Donna Hargis is the CBA Regional Director for Region 6 Huntington Beach. (photo credit, Robin Frenette)
Art students often hear, “You need to master realism before you can go abstract. Even Picasso started with realism.” I appreciate this sentiment, but it doesn’t really apply to bluegrass. We don’t ever go completely abstract, except maybe in jamgrass, which is another topic for another time. In traditional bluegrass, we learn to express ourselves within the confines and framework that has been handed down. This may sound constricting, but it isn’t, if you can find the beauty within the scaffolding.
Just last night I played a song I learned about five years ago. I ran around that song with a little more maturity and discovered all kinds of things I could now do within that same space. I hadn’t completely learned that song five years ago, and I never will. Within a simple 1-4-5 progression is a world of possibilities, a world of expression, a place I could spend my whole life exploring.

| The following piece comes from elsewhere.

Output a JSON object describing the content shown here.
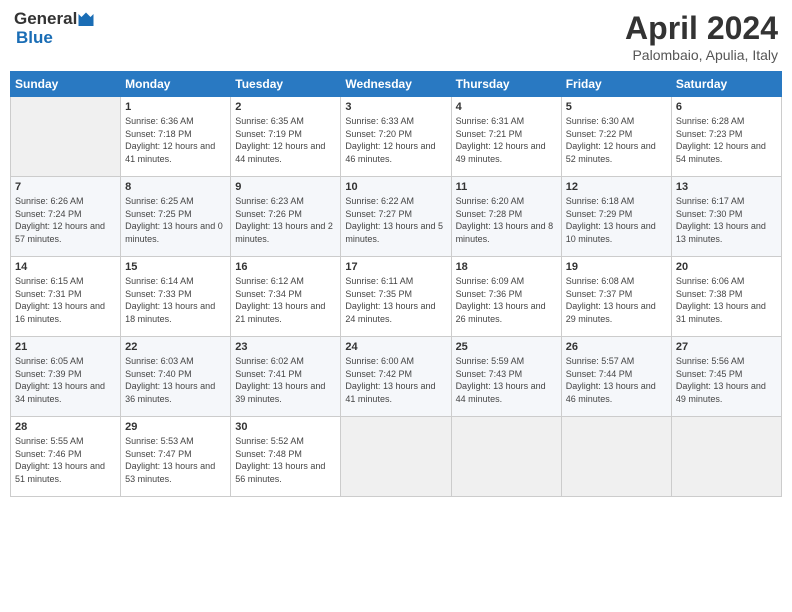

Luckily there are so many variations on this simple progression that if you do something wild, like include a 7 chord, the possibilities bogle the mind. It’s a natural low found everywhere. Perfectly simple leads to complexity.

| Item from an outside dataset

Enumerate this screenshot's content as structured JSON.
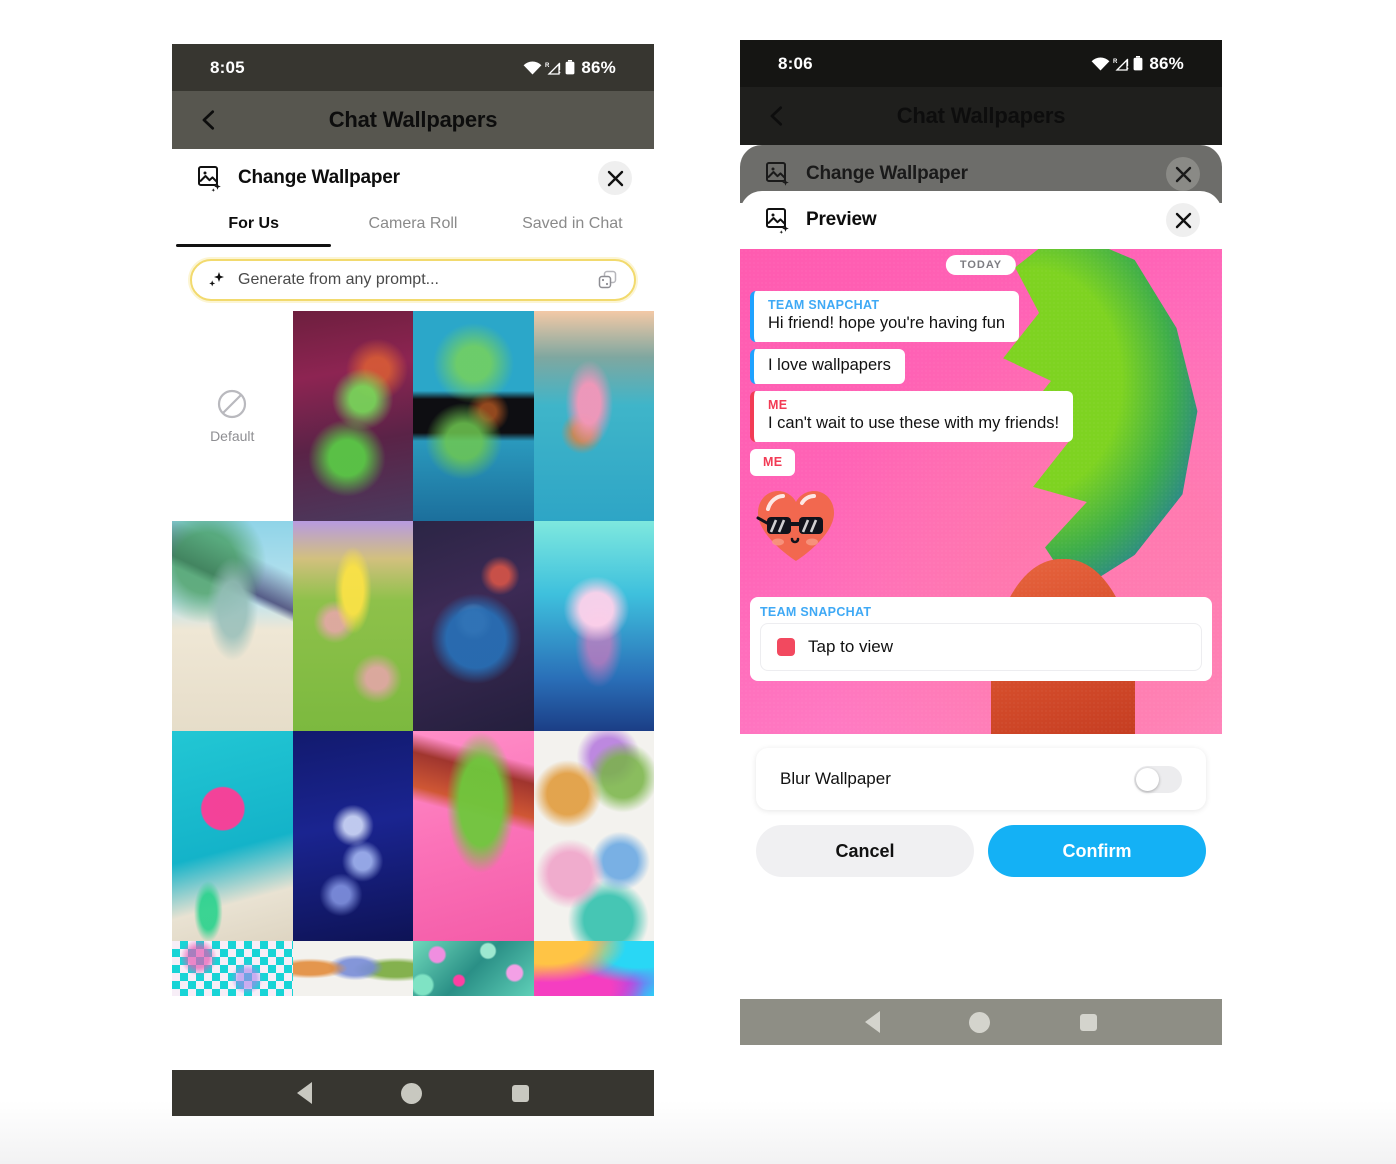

Director David Lynch said on creativity, “The purer the environment, the more the fantastic the interior world can be. . . habitual behavior frees your mind to think of other things. Order frees you to mentally go off, if you have a safe foundation.” Both Lynch and Albert Einstein where the same articles of clothing daily, to reserve brain space for creative thinking.

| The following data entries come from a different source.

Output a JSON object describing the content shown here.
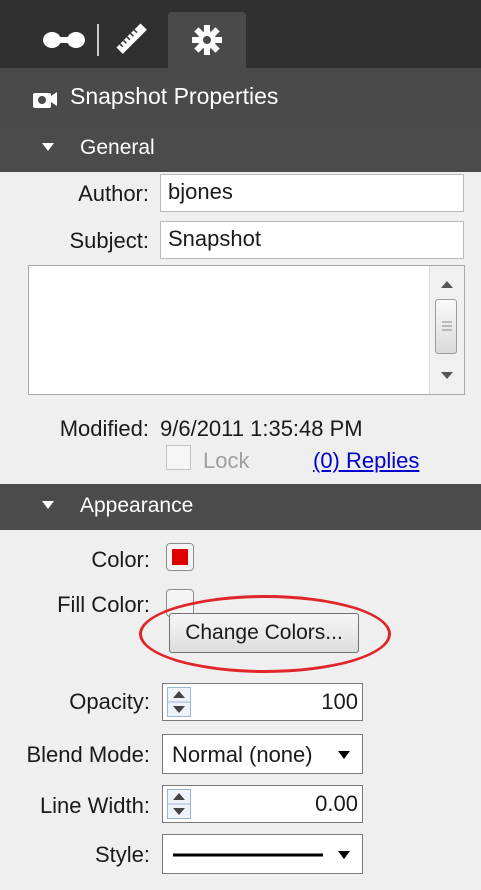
{
  "panel": {
    "title": "Snapshot Properties"
  },
  "tabs": [
    {
      "name": "markup",
      "icon": "binoculars-icon"
    },
    {
      "name": "measure",
      "icon": "ruler-icon"
    },
    {
      "name": "properties",
      "icon": "gear-icon",
      "active": true
    }
  ],
  "general": {
    "header": "General",
    "author_label": "Author:",
    "author_value": "bjones",
    "subject_label": "Subject:",
    "subject_value": "Snapshot",
    "comment_value": "",
    "modified_label": "Modified:",
    "modified_value": "9/6/2011 1:35:48 PM",
    "lock_label": "Lock",
    "replies_link": "(0) Replies"
  },
  "appearance": {
    "header": "Appearance",
    "color_label": "Color:",
    "color_value": "#e00000",
    "fill_label": "Fill Color:",
    "fill_value": "none",
    "change_colors": "Change Colors...",
    "opacity_label": "Opacity:",
    "opacity_value": "100",
    "blend_label": "Blend Mode:",
    "blend_value": "Normal (none)",
    "linewidth_label": "Line Width:",
    "linewidth_value": "0.00",
    "style_label": "Style:",
    "style_value": "solid-line"
  },
  "colors": {
    "dark_bg": "#303030",
    "header_bg": "#4a4a4a",
    "highlight": "#e0262a",
    "link": "#0000cc"
  }
}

I’ve seen people happen upon bluegrass jams from other genres and say, “I like jamming, but bluegrass isn’t my thing.” They can be very accomplished musicians, who leave after a while because they don’t see the beauty in our simple progressions. They want looser reigns. It simply isn’t for them, and that is a fine thing to know.
This is exactly why I am feeling so at home in bluegrass. I’m comfortable yet also excited with this genre. It suits me. I feel grateful for the twisty-turns my life took that eventually landed me in a bluegrass jam. A place where I can roam free, artistically, in a way that feels like I’m meant to be.